Même si on peut trouver des versions écrites du Manas recueillies à partir du XIXème siècle, l’œuvre continue à être interprétée traditionnellement par les Manaschi, les plus célèbres d'entre eux contribuant d'ailleurs à enrichir l’œuvre en y intégrant leur propre vision des événements. Une soixantaine de versions existe actuellement. Les Manaschis sont des chanteurs qui, le plus souvent assis en tailleur, psalmodient la récitation. Le rythme, régulier, voire hypnotique de la déclamation est soutenu par la respiration et des mouvements des bras.
Un des plus fameux maitres Manaschi est Saïakbaï Karalaïev (1894-1971). Celui-ci était capable de réciter de mémoire un demi-million de vers qui ont été parmi les premières versions du Manas à être transcrites. Sa notoriété est telle que son portait figure sur le billet de 500 Som.


Cliquez sur ce lien et écoutez Saïakbaï Karalaïev.

Des conteurs sur des billets de banque ... ce n'est pas commun. Deux autres billets rendent hommage à des célèbres Manaschis : à Jusul Balasagbin, échoit le billet de 1000 SOM tandis que Togolok Moldo doit se contenter de figurer sur une coupure plus modeste de 20 SOM.



Depuis 2011, une immense statue de Manas trône sur la place Ala-Too à Bishkek. Celle-ci avait remplacé une autre statue, dite statue de la liberté, laquelle avait elle-même chassé une statue de Lénine recyclée actuellement sur une autre place de la capitale.


Au pied de la statue de Manas, sur la vaste esplanade, sont alignés les bustes de célèbres Manaschis.






Manas est un héros de légende mais si vous parlez à un kirghize, quelle que soit sa classe sociale, il vous affirmera sans sourcilier que Manas a existé. Son mausolée près de Talas en est la preuve. Son corps aurait été transporté là par son fils. Il est cependant impossible de trouver confirmation de ce fait dans les inscriptions inscrites sur ce monument dont la construction remonte au XIVème siècle. Faute de temps, nous ne nous sommes pas rendus à Talas. C'est encore grâce au billet de 20 SOM  que nous verrons le fameux mausolée.

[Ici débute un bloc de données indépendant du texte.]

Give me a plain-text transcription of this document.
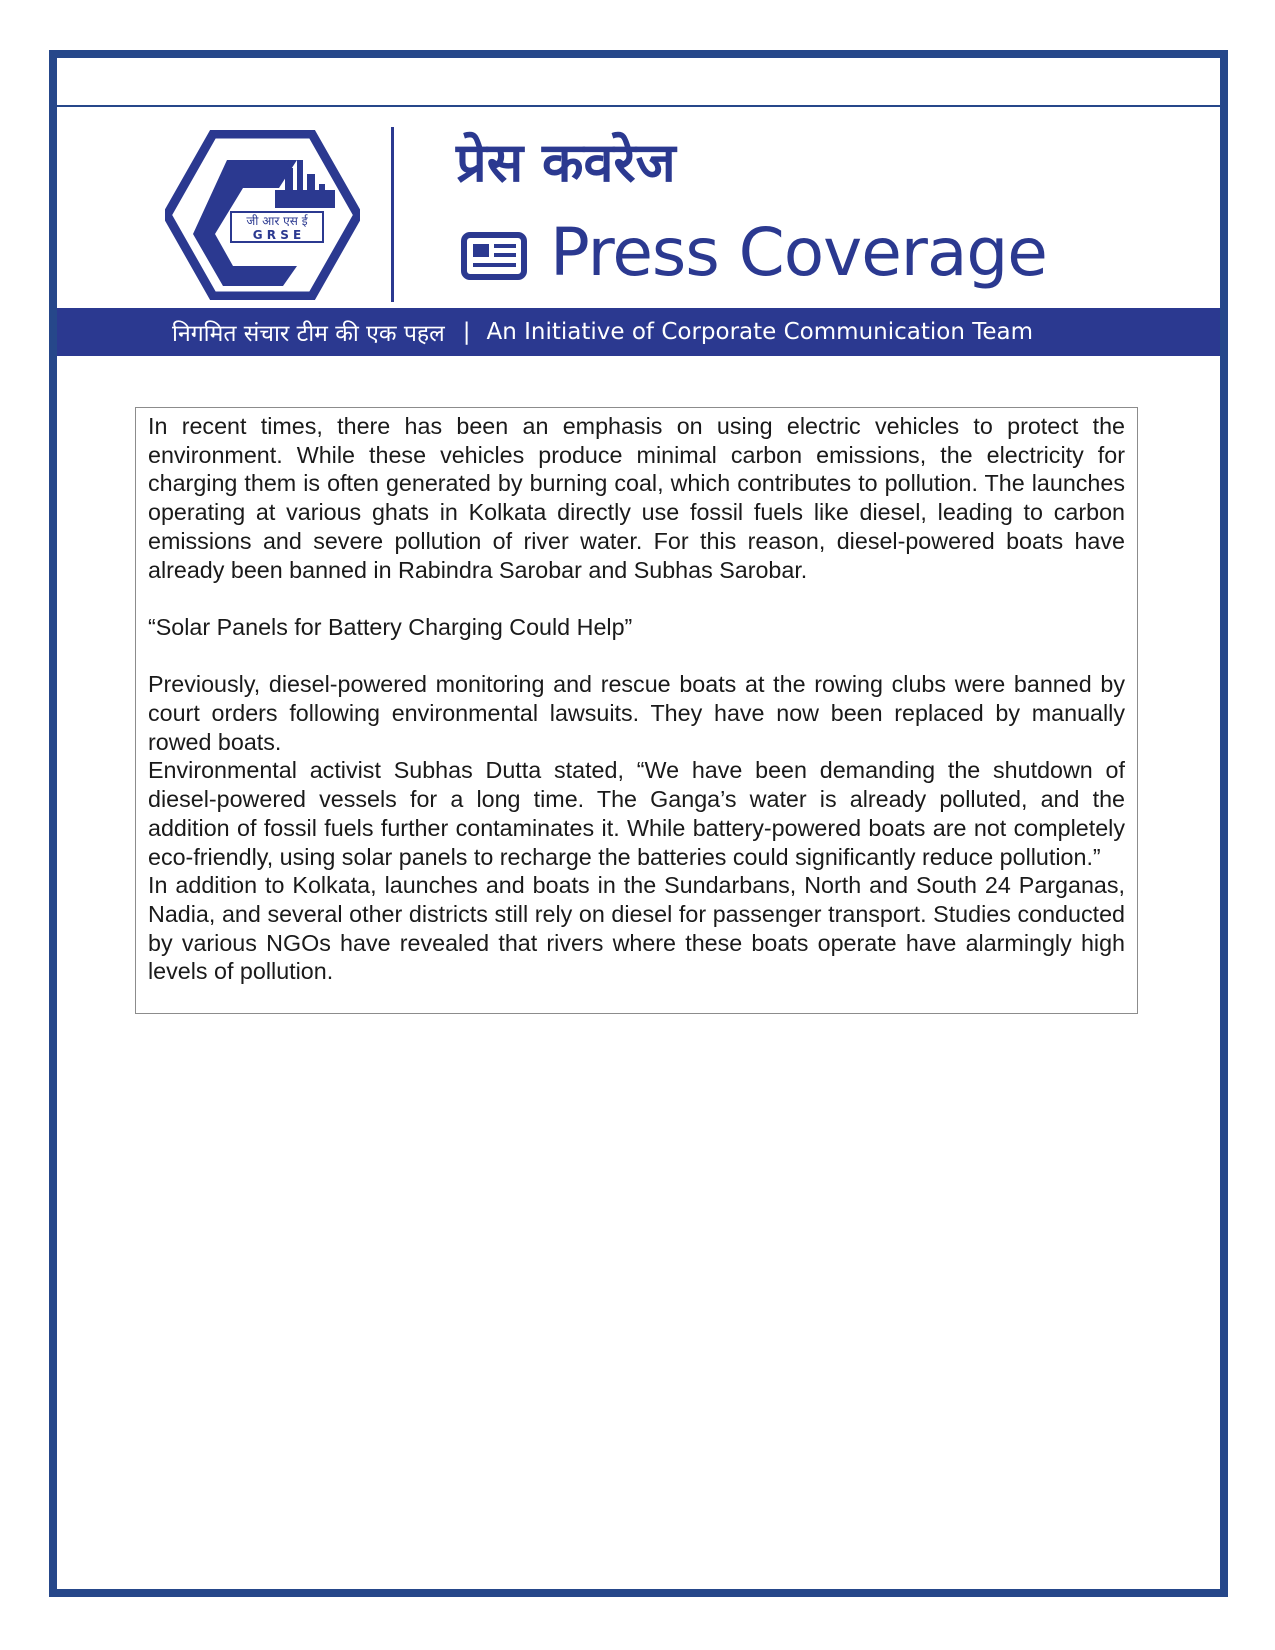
जी आर एस ई
G R S E
प्रेस कवरेज
Press Coverage
निगमित संचार टीम की एक पहल | An Initiative of Corporate Communication Team

In recent times, there has been an emphasis on using electric vehicles to protect the environment. While these vehicles produce minimal carbon emissions, the electricity for charging them is often generated by burning coal, which contributes to pollution. The launches operating at various ghats in Kolkata directly use fossil fuels like diesel, leading to carbon emissions and severe pollution of river water. For this reason, diesel-powered boats have already been banned in Rabindra Sarobar and Subhas Sarobar.

“Solar Panels for Battery Charging Could Help”

Previously, diesel-powered monitoring and rescue boats at the rowing clubs were banned by court orders following environmental lawsuits. They have now been replaced by manually rowed boats.

Environmental activist Subhas Dutta stated, “We have been demanding the shutdown of diesel-powered vessels for a long time. The Ganga’s water is already polluted, and the addition of fossil fuels further contaminates it. While battery-powered boats are not completely eco-friendly, using solar panels to recharge the batteries could significantly reduce pollution.”

In addition to Kolkata, launches and boats in the Sundarbans, North and South 24 Parganas, Nadia, and several other districts still rely on diesel for passenger transport. Studies conducted by various NGOs have revealed that rivers where these boats operate have alarmingly high levels of pollution.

Si on a quelques doutes sur l'existence du héros Manas, son épopée transmise oralement par les Manaschis est un élément fort de la culture kirghize. Cette tradition a été reconnue par l'UNESCO comme faisant partie du patrimoine culturel immatériel de l'humanité. La première fois, alors que le Kirghizstan était en proie à des problèmes sociaux important, il se fait griller la politesse par la Chine qui, soucieuse de s'acheter les bonnes grâces des minorités du Turkestan chinois, dépose une demande. Et, en 2009 "Le Manas" est inscrit sur la liste par l'UNESCO par la Chine, province du Xinjiang comme représentative de la culture des populations Kirghizes de Chine et des pays voisins. En 2013, l'UNESCO inscrit une deuxième fois cette tradition au nom du Kirghizstan sous le titre "Manas, Semetey, Seïtek : trilogie épique kirghize". L'honneur du Kirghizstan est sauf !


Nous étions à Bishkek alors que se déroulait un grand "festival" de manaschis, tel qu'il en existe dans le nord du pays. À cette occasion, nous avons pu entendre certains d'entre eux lors d'une représentation "officielle" organisée dans la grande salle de la Philharmonie de Bishkek. Discours, hymne national, films, images du héros, ... Des enfants des écoles sont venus en force, les kalpaks, chapeaux traditionnels kirghizes couronnent les têtes des hommes. Quatre touristes, nous compris.


Durant 2 heures se sont succédées des prestations diverses, toutes à la gloire du grand héros. L'amour de Manas et de la belle Kanykey d'origine tadjik est magnifiée par un ballet.


Une comédie musicale nous conte un exploit de Manas.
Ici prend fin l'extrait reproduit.